I’ve always had an interest in start-ups. Unlike the dot-coms or software companies,
which can be started in your parent’s basement with nothing more than a five year old
desktop, manufacturing a physical product is a huge undertaking: tooling, production,
assembly, packaging, warehousing, distribution. It’s a huge exercise in capital and
logistics. Even with my seven years of experience working for three different
manufacturers in three different industries, there are still steps in the process that remain
black holes for me. That’s why The Mouse Driver Chronicles is an important read.

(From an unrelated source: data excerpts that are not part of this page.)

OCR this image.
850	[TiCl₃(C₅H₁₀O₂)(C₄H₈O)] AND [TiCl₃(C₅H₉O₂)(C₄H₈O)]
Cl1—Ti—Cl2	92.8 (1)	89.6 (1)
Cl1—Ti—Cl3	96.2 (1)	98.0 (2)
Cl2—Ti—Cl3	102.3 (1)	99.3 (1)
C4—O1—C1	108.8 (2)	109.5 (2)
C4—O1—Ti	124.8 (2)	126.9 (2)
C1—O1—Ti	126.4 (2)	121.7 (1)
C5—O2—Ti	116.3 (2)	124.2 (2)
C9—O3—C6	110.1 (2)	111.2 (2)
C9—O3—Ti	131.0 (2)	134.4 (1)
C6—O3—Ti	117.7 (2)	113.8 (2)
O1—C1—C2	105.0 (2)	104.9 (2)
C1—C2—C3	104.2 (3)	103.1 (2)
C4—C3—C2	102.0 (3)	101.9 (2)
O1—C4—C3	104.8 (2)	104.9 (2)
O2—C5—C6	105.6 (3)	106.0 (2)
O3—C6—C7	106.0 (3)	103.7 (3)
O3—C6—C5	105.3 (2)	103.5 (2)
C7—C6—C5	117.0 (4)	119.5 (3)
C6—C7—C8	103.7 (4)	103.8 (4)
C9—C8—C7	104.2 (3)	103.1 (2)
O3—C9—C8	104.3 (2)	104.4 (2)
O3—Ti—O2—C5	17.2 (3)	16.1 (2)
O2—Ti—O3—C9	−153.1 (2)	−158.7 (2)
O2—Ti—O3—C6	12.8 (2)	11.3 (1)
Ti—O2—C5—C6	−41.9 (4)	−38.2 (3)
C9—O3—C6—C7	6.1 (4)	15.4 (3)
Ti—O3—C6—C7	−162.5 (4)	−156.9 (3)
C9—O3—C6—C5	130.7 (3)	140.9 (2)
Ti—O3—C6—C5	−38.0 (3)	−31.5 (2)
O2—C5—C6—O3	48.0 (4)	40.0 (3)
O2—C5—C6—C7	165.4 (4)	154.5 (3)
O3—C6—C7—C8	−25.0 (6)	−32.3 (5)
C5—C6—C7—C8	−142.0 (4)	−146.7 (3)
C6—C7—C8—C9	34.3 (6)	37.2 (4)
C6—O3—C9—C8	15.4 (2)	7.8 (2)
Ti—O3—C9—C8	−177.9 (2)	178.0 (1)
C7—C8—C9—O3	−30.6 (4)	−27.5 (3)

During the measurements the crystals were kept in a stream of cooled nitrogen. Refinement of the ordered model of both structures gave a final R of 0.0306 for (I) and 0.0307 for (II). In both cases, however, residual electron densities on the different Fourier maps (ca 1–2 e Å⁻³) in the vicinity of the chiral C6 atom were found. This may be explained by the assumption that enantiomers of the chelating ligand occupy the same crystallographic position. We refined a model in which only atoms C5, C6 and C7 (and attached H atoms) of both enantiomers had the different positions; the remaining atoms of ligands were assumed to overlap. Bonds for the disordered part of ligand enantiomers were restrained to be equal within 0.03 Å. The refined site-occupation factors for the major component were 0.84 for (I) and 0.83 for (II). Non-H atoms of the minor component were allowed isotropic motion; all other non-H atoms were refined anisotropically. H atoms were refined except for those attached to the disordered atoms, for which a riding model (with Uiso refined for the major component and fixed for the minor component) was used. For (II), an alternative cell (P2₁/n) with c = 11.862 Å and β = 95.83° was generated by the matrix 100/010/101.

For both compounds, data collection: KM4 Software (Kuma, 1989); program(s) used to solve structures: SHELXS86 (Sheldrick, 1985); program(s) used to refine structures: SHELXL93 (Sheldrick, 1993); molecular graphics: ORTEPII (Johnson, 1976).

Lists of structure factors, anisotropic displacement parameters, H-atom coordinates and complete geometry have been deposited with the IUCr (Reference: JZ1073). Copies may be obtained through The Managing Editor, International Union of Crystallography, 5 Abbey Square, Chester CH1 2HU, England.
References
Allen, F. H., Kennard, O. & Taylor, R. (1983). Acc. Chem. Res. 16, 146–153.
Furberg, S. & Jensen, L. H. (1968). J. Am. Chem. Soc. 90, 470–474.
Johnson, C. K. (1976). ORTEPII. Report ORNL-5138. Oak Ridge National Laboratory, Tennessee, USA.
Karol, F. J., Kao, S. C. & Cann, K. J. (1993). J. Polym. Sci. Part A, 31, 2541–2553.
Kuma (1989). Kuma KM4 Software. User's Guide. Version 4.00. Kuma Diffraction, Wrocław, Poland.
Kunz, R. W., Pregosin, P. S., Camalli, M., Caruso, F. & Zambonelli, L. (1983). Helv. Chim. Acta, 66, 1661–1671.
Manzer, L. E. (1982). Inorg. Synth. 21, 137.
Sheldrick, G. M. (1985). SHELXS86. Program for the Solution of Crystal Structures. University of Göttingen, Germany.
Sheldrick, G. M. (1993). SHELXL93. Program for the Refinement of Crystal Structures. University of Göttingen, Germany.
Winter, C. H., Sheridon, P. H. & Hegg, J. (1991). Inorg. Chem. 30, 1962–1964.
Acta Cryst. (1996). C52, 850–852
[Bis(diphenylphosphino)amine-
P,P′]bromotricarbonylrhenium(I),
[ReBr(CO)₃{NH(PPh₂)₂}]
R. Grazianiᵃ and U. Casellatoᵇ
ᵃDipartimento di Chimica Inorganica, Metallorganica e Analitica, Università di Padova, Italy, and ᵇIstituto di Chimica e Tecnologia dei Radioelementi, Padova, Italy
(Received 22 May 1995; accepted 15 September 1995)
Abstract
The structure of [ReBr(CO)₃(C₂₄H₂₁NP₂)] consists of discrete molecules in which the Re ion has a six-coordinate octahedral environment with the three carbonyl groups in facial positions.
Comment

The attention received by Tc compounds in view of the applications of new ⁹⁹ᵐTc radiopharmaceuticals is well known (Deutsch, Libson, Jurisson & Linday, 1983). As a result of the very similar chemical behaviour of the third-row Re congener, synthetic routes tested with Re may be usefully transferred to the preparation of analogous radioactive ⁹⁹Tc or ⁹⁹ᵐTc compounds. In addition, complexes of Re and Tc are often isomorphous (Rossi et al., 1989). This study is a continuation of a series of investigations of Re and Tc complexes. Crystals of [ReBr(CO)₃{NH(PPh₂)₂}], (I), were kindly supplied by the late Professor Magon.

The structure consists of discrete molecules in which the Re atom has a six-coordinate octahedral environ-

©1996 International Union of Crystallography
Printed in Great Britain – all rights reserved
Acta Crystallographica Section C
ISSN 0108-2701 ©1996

The Mouse Driver Chronicles follows the start-up of a niche computer mouse
manufacturer in 1999. Their product: a computer mouse that looks similar to the head,
or driver, of a golf club. The initially over-confident heroes and authors, Kyle Harrison
and John Lusk, are two wet-behind-the-ears Wharton MBAs. Instead of dropping into a
dot-com or chasing a desk job on Wall Street, they decide to strike out on their own as
manufacturers…from scratch.
Half as a marketing exercise and half as social-networking before Facebook, the duo
decide to document their project in a regular e-mail newsletter, which forms the basis of
their book. This explains the highly readable nature of their writing. They avoid theory
and lengthy explanation in favour of entertaining anecdotes and relatable insights. This is
the first business book I’ve encountered that can be read over a weekend (it’s that short)
and without taking notes!
As an industrial designer, the initial entertainment is provided by the typical naïve
marketing-boy mistakes. The first is their over-optimistic development cycle (hey, it’s
just a mouse, right?). They find out, the hard way, that a rough drawing provides a lot of
space for errors as their initial tooling results in a distorted hall-of-mirrors form of their
vision. The laughs continue when it takes months for the supplier to translate “make it
silver” into an acceptable colour. Who knew? Lastly, is their bold claim that, “this is a
high-end luxury product”. Uh…a product without the 3000 prototypes of the Dyson
vacuum or the million dollar Apple modeling budget is going to bang out a high-end
product using an off-shore supplier that they never even bother to visit? Are these guys
nuts?
However, after that distasteful turn, comes the real education for designers. How to find
financing: credit cards and personal lines of credit (with a healthy dose of love-money).
How to sell: network, tradeshows and a variety of distributors. Where to keep your
stock: the kitchen, distributors and printing shops (they also market their mouse as a
customizable promotional item, like pens and baseball caps). How to advertise cheap:
tell a good story.
That’s the real value of this book, demystifying all these steps to bringing a product to
market. And in these times where jobs are scarce and the option of freelancing is equally
difficult, I hope some designers will be inspired by this story to strike out on their own.